Wolf at the Door

Posted by • June 8th, 2012

In the latest Clinical Problem-Solving article, a 29-year-old man presented with a 1-week history of fever, night sweats, reduced appetite, and left upper abdominal pain exacerbated by inspiration. He reported no weight loss, cough, dyspnea, nausea, diarrhea, rash, mouth ulcers, arthralgias, or ocular or urinary symptoms.

Systemic lupus erythematosus (SLE) and the hemophagocytic syndrome are two important and related causes of fever and pancytopenia.

Clinical Pearls

• What laboratory abnormalities are commonly seen in SLE?

Whereas many connective-tissue diseases are associated with increases in both the erythrocyte sedimentation rate and the C-reactive protein level, SLE is often associated with an elevated erythrocyte sedimentation rate and a near-normal C-reactive protein level. The presence of antinuclear antibodies as well as antibodies to extractable nuclear antigens (e.g., anti-Smith, anti-RNP) and double-stranded DNA (anti-dsDNA) are very helpful in making the diagnosis of SLE; anti-dsDNA and anti-Smith are very specific for SLE. Complement levels (particularly C3 and C4) are often depressed. Lupus anticoagulant and anticardiolipin antibodies are commonly seen in SLE. Cytopenias are also frequent in SLE and reflect heterogeneous mechanisms that include anemia of chronic disease, peripheral immune-mediated destruction, primary bone marrow involvement, and therapy-related hematologic toxicity. If renal involvement is present, proteinuria may be found.

• What findings are suggestive of hemophagocytic syndrome?

The findings of fever, pancytopenia, hypertriglyceridemia, hypofibrinogenemia, hyperferritinemia, and hemophagocytosis are all consistent with the hemophagocytic syndrome. Secondary hemophagocytic syndrome, sometimes known as the macrophage activation syndrome, can present at any age and in rare cases is a complication of infection, hematologic cancer, drug exposure (particularly exposure to immunomodulatory drugs), and autoimmune disease. This clinical presentation is also commonly referred to as hemophagocytic lymphohistiocytosis. Bone marrow examination usually shows hemophagocytosis, but this finding may initially be absent or confined to other organs, such as the spleen or lymph nodes.

Morning Report Questions

Q: What are common triggers for secondary hemophagocytic syndrome?

A: The most common infectious trigger is EBV, but HIV is increasingly implicated, and many other viral, bacterial, and protozoal infections have also been associated with secondary hemophagocytic syndrome. Of the autoimmune diseases associated with the hemophagocytic syndrome in adults, SLE is by far the most common, accounting for about 60% of cases; the estimated prevalence of the hemophagocytic syndrome among patients with SLE is up to 2.4%. Adult-onset Still’s disease is responsible for 10 to 15% of cases. There is considerable overlap between the features of adult-onset Still’s disease and those of secondary hemophagocytic syndrome, and the possibility of hemophagocytosis should be considered in any patient with adult-onset Still’s disease in whom cytopenias develop.
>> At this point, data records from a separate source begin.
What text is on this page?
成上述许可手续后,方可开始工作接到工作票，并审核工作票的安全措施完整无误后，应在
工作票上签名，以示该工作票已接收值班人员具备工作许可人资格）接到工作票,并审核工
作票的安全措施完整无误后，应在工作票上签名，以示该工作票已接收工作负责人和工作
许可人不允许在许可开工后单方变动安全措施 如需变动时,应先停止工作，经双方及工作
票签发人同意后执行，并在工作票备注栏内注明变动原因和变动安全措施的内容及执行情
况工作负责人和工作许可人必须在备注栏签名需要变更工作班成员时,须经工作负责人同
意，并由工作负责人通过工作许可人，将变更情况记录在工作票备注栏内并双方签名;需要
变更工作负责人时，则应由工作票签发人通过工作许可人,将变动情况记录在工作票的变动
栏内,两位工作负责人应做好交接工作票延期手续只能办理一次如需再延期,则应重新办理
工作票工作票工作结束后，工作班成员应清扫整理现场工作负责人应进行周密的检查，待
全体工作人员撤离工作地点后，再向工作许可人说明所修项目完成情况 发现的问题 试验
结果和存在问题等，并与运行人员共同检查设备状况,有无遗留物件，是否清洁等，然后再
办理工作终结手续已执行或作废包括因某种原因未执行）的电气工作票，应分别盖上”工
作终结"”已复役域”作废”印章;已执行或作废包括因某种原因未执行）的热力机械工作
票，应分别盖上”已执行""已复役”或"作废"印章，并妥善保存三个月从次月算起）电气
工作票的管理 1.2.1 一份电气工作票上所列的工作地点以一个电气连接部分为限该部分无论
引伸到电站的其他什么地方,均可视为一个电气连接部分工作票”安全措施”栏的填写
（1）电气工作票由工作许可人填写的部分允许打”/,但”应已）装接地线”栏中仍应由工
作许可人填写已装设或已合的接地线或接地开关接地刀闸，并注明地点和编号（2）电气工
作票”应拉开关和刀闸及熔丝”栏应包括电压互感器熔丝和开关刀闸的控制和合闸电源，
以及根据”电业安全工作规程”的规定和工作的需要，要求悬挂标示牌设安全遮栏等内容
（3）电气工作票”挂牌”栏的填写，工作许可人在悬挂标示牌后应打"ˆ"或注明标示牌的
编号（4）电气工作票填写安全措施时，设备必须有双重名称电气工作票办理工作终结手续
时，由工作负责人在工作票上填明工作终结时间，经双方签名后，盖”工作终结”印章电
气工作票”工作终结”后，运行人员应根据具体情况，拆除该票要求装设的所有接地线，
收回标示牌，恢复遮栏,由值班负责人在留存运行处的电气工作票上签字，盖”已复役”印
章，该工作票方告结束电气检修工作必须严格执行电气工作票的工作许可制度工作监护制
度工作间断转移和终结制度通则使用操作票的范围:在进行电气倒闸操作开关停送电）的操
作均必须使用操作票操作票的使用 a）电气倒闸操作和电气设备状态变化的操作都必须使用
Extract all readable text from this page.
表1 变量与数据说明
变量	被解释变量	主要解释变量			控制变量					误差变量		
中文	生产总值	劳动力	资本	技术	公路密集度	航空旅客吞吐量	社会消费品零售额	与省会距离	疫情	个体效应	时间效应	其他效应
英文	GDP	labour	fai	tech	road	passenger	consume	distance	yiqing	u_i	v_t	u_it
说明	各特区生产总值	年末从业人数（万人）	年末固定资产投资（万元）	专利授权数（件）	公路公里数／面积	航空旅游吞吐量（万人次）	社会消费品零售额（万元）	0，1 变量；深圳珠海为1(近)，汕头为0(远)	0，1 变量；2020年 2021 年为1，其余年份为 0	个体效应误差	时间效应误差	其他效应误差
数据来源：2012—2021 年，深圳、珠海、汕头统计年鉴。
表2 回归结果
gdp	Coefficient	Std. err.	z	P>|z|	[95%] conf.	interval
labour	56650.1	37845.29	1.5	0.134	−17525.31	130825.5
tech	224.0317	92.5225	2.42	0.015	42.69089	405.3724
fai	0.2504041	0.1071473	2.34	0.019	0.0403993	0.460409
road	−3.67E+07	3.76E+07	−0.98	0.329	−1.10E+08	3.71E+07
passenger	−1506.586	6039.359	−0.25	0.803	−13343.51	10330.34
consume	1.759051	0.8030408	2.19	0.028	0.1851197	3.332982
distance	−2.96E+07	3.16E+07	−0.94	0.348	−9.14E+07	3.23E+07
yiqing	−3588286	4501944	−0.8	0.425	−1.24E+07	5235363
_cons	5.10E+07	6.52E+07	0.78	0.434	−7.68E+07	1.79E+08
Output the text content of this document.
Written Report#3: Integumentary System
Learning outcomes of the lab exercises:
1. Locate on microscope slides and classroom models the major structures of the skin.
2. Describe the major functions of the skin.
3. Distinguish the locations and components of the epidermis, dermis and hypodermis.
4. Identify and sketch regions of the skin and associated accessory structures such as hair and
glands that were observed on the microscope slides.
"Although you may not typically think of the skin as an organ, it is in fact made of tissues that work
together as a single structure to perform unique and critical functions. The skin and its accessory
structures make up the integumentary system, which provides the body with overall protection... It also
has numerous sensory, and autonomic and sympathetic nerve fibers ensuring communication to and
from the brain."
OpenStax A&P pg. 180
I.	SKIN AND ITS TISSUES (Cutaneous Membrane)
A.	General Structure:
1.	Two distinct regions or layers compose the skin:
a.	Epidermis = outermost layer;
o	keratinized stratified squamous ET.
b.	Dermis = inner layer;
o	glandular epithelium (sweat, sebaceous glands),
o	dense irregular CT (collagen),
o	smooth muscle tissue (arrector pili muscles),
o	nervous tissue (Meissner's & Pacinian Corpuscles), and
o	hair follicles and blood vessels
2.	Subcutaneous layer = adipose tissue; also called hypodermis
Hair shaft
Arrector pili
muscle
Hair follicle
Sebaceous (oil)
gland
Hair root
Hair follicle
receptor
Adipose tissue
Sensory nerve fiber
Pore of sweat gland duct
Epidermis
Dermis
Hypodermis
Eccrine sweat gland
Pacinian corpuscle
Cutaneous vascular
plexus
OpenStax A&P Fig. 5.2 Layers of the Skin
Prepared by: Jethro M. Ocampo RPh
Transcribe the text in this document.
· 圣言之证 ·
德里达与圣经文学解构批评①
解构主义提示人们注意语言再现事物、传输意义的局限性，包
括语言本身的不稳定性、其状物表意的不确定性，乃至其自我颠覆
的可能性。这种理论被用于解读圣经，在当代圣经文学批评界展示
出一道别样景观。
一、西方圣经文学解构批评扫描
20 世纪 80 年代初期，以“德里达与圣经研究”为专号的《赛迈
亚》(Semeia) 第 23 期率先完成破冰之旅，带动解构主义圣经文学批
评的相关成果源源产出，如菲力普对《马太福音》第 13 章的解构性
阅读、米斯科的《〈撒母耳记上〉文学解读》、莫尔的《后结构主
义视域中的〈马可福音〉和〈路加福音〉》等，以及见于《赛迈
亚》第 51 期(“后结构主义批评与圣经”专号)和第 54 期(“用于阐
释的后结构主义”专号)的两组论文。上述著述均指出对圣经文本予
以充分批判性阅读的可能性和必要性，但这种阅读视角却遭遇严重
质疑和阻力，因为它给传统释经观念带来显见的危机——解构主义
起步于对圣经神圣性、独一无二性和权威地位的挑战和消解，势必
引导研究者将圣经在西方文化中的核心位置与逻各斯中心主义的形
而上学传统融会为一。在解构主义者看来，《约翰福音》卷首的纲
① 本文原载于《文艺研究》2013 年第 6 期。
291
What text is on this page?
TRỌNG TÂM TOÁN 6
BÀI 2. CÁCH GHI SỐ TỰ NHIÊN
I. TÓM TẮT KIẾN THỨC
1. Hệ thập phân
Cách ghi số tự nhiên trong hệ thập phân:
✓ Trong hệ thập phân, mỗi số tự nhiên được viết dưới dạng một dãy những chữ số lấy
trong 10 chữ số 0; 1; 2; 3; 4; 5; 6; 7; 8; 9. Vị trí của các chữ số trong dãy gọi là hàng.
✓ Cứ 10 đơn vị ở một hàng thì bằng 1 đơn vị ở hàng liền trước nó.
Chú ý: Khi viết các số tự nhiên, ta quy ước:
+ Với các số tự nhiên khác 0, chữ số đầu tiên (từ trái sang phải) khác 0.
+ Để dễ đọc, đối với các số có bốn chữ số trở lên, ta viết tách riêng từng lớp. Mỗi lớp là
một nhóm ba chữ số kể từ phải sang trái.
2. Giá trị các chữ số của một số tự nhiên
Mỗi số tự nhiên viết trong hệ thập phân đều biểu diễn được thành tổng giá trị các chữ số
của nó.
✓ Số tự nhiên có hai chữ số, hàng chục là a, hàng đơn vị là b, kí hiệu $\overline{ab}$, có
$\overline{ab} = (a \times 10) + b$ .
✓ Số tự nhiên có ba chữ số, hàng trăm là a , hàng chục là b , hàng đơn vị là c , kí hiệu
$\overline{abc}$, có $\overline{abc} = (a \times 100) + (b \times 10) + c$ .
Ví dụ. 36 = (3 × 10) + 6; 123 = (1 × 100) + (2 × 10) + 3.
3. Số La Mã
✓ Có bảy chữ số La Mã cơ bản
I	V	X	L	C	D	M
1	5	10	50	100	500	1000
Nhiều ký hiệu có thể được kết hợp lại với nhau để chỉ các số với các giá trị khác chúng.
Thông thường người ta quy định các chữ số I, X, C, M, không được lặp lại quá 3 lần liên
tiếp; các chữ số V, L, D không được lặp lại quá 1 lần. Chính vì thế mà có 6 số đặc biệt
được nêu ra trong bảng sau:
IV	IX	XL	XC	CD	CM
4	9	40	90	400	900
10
Q: How should hemophagocytic syndrome be managed?

A: Management of secondary hemophagocytic syndrome is based on control of the cytokine storm, treatment of possible triggers, and supportive care. In patients with associated autoimmune diseases, immunosuppression may be indicated. Reports on case series have described good outcomes in patients treated with a variety of immunosuppressive agents, including glucocorticoids (the most commonly used agents for this condition), cyclophosphamide, cyclosporine, and intravenous immune globulin; the use of etoposide, biologic agents, and plasmapheresis has been reported in refractory cases. Caution must be exercised in prescribing immunosuppressive  therapy, since infectious triggers are identified in more than 50% of these patients, and concurrent antimicrobial therapy should be considered.